Coronavirus affects all stages commercial pilot training, from those wanting to start their ATPL theory, to those who’ve recently received their full ATPL and are looking for jobs.
One upside for students who are starting now is that training takes roughly 18 months to complete – in that time, airlines are expected to be in a better position compared to the one they are in now. Of course, there will be a lot of competition for jobs (when isn’t there?), but the current problems facing commercial pilots is no reason not to start your flight training journey.
Jonethan Griffin takes us through his path so far. While he says becoming a pilot is what he’s wanted to do from very early on, his journey up until this point has been rather unique.
“I’ve achieved a lot in my adult life, from driving and gunning Battle tanks in the British Army to Hostile Environment Close protection and it was whilst working as a bodyguard in Somalia, when I was blown up for yet another time, resting in hospital bed I reassessed my life and decided this was it, I was making the change”.
Jonethan is agonisingly close to finishing his ATPL theory, with only one more module of exams to take – “I’ve completed all my hour building and currently awaiting the lockdown to end so I can attend revision week for Mod 3 and sit the exams. We maybe in lockdown, and this might hamper our goals, but I believe it’s only a small hurdle in the grand scheme of issues at present”.
However, as with many pilots who’ve gotten this far in training, he remains resolute in finishing, and is not overly worried about the current situation facing airlines – “I will continue to work until such a point that I can start. I will forever remain the optimist; as much as the aviation world has shrunk due to coronavirus, there will always be a need for pilots, with people retiring and people leaving. So, I will carry on as and when I can”.
Although flight training has ground to a halt for many student pilots, theory training is something that continues – including Bristol Groundschool where we’ve been running regular webinars on specific subjects, so students can continue to learn. We asked Jonethan if he was pleased, he chose Bristol Groundschool’s modular route over other options, such as integrated routes:
“Training modularly has probably been the best decision I’ve made so far, having first originally passed selection for Easyjet training. I believe I would have been in major financial difficulties now. The flexibility and financial aspect of modular far outweigh any benefit integrated does”.

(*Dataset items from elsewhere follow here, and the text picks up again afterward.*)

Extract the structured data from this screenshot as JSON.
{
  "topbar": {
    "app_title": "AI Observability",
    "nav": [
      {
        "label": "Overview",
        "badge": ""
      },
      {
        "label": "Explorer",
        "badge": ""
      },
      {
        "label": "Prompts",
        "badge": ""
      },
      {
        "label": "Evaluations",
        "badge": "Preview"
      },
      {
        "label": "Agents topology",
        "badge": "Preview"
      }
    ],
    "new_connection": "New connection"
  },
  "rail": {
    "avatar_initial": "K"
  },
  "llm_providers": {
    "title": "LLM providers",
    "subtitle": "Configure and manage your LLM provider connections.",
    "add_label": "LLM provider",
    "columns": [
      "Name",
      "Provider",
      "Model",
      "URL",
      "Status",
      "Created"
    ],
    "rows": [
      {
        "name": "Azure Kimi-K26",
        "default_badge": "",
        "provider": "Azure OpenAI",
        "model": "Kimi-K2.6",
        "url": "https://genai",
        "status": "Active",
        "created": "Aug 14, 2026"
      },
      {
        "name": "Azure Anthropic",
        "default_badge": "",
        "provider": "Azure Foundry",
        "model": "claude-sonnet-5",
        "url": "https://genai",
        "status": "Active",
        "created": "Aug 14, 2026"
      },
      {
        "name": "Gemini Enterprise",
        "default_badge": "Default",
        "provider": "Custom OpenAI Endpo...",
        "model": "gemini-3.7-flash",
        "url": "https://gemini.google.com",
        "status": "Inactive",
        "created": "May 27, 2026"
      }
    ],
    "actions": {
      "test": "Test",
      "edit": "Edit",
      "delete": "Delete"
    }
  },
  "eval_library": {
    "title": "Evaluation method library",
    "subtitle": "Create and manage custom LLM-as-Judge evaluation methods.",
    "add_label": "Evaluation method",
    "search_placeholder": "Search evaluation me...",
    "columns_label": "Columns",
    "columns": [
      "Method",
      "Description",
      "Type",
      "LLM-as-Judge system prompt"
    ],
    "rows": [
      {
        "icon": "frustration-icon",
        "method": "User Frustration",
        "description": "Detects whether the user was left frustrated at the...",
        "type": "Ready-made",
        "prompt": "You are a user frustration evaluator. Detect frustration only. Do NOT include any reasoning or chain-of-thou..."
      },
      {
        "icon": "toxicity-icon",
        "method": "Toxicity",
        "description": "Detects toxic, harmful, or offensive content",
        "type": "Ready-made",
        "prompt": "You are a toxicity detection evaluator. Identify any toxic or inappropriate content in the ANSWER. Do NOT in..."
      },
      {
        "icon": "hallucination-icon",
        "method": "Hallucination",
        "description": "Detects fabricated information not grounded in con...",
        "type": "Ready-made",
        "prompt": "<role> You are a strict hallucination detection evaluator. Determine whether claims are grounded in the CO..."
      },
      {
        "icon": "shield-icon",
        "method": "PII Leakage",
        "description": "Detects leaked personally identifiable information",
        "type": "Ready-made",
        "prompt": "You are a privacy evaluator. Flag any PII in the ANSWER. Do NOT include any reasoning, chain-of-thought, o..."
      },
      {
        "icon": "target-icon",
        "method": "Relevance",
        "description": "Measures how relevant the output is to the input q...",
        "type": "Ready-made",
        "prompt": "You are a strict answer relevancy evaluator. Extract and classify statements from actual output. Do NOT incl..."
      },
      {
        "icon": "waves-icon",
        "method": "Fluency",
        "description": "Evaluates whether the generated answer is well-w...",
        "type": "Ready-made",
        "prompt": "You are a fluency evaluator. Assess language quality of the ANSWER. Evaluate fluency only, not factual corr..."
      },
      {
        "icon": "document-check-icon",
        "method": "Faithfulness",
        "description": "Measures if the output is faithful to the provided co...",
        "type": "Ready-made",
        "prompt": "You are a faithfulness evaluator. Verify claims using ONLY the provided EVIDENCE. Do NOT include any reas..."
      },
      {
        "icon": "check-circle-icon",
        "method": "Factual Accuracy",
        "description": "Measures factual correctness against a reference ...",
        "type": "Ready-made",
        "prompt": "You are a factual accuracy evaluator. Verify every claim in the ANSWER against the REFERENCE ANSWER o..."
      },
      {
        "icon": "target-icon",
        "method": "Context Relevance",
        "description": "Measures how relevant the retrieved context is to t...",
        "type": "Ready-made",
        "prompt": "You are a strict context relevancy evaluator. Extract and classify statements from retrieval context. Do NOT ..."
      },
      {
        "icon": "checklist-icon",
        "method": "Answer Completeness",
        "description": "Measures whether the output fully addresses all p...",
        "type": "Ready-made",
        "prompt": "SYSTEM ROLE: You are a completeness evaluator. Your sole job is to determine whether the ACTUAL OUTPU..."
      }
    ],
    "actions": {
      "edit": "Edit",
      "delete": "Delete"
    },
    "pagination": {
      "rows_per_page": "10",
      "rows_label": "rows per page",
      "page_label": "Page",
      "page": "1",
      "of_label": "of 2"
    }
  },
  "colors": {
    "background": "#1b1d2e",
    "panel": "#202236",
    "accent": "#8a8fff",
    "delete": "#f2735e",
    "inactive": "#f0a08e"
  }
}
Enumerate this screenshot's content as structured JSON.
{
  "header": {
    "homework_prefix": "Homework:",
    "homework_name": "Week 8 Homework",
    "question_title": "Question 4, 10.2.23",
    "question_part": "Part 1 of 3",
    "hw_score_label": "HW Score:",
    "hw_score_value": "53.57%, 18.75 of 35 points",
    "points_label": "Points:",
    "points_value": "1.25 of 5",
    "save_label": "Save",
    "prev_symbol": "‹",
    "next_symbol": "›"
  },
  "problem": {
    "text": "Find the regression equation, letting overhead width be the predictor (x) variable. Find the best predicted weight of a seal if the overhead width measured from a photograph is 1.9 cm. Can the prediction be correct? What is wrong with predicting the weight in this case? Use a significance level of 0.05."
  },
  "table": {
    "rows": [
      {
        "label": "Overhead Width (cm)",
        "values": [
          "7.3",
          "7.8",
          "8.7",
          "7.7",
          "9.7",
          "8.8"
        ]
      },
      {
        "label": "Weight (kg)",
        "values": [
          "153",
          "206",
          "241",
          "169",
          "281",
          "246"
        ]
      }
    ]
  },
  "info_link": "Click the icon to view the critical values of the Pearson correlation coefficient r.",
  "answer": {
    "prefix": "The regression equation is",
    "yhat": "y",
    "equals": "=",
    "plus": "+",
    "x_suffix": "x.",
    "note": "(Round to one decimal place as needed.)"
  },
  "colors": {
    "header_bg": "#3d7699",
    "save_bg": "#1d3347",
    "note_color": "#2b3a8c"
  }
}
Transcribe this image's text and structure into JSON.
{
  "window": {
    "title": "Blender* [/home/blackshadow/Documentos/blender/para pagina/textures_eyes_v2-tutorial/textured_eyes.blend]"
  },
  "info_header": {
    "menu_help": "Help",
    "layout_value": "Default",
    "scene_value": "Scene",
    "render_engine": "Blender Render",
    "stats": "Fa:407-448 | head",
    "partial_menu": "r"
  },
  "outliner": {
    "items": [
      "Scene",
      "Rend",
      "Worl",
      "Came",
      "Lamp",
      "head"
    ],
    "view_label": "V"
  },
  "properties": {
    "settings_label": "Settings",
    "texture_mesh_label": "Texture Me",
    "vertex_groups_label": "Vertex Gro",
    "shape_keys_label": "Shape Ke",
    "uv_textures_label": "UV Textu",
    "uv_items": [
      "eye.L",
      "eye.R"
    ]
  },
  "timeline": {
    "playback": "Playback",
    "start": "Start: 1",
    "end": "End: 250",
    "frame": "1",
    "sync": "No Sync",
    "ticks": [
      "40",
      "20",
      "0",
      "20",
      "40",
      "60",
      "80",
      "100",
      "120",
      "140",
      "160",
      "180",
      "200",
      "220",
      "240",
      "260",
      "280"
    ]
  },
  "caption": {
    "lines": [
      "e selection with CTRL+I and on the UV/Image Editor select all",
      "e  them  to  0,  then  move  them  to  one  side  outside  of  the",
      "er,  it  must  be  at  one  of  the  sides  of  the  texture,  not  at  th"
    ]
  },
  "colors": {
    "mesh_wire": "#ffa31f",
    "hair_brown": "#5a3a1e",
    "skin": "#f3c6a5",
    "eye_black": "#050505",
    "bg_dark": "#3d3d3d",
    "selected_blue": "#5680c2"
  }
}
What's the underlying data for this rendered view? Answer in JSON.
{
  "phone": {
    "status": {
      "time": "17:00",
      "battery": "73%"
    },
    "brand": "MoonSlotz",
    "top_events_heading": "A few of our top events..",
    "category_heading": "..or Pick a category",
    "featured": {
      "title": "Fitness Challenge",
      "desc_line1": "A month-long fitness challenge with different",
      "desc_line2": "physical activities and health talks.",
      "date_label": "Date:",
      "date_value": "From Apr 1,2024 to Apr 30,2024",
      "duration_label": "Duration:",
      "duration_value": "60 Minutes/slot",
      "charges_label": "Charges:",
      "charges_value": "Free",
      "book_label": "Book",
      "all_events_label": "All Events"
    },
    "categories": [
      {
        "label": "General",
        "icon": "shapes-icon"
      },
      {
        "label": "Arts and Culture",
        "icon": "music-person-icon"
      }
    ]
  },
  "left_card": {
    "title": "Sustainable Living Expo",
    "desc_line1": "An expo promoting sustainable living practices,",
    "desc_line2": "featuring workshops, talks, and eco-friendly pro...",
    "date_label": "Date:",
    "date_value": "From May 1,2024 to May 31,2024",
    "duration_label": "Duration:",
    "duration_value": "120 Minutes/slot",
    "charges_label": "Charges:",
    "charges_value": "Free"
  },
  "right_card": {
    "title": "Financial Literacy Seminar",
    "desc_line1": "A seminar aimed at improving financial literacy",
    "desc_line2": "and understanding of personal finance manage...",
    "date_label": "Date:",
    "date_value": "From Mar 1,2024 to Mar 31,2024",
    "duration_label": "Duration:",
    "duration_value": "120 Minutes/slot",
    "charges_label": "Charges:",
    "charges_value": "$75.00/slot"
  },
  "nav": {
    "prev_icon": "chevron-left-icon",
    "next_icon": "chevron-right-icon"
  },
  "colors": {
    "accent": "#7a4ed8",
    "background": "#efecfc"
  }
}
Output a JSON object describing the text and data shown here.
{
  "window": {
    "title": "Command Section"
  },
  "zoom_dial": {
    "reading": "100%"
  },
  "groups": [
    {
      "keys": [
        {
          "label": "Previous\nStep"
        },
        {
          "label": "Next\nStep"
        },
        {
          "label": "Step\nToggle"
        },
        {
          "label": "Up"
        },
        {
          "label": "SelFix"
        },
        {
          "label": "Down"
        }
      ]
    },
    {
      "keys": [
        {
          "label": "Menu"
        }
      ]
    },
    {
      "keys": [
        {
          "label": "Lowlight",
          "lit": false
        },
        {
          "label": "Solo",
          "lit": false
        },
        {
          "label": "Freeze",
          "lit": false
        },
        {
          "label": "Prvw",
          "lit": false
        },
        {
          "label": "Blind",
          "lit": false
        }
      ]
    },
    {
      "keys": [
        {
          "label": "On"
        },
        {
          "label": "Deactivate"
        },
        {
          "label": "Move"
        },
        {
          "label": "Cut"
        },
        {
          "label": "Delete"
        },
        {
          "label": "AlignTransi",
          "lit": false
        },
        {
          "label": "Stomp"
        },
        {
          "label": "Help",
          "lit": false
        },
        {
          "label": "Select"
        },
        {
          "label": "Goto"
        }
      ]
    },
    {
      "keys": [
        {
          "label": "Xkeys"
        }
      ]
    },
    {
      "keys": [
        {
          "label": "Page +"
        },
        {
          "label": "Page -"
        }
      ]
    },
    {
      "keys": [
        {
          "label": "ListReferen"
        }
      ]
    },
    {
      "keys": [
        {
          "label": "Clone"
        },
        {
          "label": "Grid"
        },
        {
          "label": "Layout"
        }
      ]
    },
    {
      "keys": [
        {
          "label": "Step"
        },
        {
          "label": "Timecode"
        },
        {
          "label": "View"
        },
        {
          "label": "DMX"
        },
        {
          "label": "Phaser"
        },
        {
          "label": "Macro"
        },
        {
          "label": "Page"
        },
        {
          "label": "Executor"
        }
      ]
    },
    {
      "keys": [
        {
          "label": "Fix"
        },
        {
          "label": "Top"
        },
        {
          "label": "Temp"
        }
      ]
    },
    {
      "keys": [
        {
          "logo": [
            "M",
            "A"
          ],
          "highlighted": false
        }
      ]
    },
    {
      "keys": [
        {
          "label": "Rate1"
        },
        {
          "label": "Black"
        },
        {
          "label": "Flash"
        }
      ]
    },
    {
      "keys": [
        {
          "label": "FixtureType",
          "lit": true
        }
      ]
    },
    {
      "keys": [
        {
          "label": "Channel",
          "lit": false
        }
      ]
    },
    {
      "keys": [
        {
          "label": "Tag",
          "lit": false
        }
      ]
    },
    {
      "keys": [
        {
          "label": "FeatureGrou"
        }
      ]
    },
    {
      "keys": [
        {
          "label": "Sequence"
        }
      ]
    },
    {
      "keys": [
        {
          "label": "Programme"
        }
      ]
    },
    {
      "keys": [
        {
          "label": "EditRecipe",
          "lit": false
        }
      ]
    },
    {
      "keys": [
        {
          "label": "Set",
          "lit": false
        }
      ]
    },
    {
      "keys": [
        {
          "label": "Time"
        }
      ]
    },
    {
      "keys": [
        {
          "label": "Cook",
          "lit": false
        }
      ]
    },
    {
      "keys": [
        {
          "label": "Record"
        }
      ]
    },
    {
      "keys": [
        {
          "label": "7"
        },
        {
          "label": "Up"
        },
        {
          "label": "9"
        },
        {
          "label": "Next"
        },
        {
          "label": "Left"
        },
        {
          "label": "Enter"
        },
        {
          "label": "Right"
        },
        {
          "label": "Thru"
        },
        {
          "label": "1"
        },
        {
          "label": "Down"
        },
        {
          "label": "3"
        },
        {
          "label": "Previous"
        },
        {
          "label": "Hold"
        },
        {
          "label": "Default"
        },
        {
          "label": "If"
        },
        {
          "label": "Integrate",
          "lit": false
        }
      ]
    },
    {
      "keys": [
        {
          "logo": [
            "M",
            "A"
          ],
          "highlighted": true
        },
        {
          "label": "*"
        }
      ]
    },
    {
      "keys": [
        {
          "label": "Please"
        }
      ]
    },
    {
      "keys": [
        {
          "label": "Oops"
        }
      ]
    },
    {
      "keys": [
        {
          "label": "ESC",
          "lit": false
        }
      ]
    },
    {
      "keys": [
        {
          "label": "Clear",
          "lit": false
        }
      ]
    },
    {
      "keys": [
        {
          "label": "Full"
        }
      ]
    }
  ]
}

Of course, many pilots who are about to finish their training will be looking at the immediate future, and what lies ahead of them in their job-hunt. Jonethan is cautiously optimistic – “I think at present it is anyone’s guess how things will be moving forward; I believe the new normal will only have small temporary implications to aviation. Social distancing is impossible to achieve on aircraft, Micheal O’Leary has a point that social distancing on aircraft is impossible and pointless trying to achieve. But exactly how thing aregoing to change I think would only be speculation.
Looking further ahead, Jonethan believes that the modular route will continue to prove a popular route from which airlines recruit, especially given the extra life experience that a lot of modular students possess.
“The signs had already started to show before coronavirus that airlines were taking a different view of Modular students. I believe this will continue, since modular students can be a lot more flexible, adaptable, resourceful and to a large extent, experienced within the knowledge of the industry.”
Despite the current challenges, Jonethan remains upbeat – “It’s not all bad, I can speak from experience of living in a shipping container in the middle of Iraq, that there are worse places we could be.”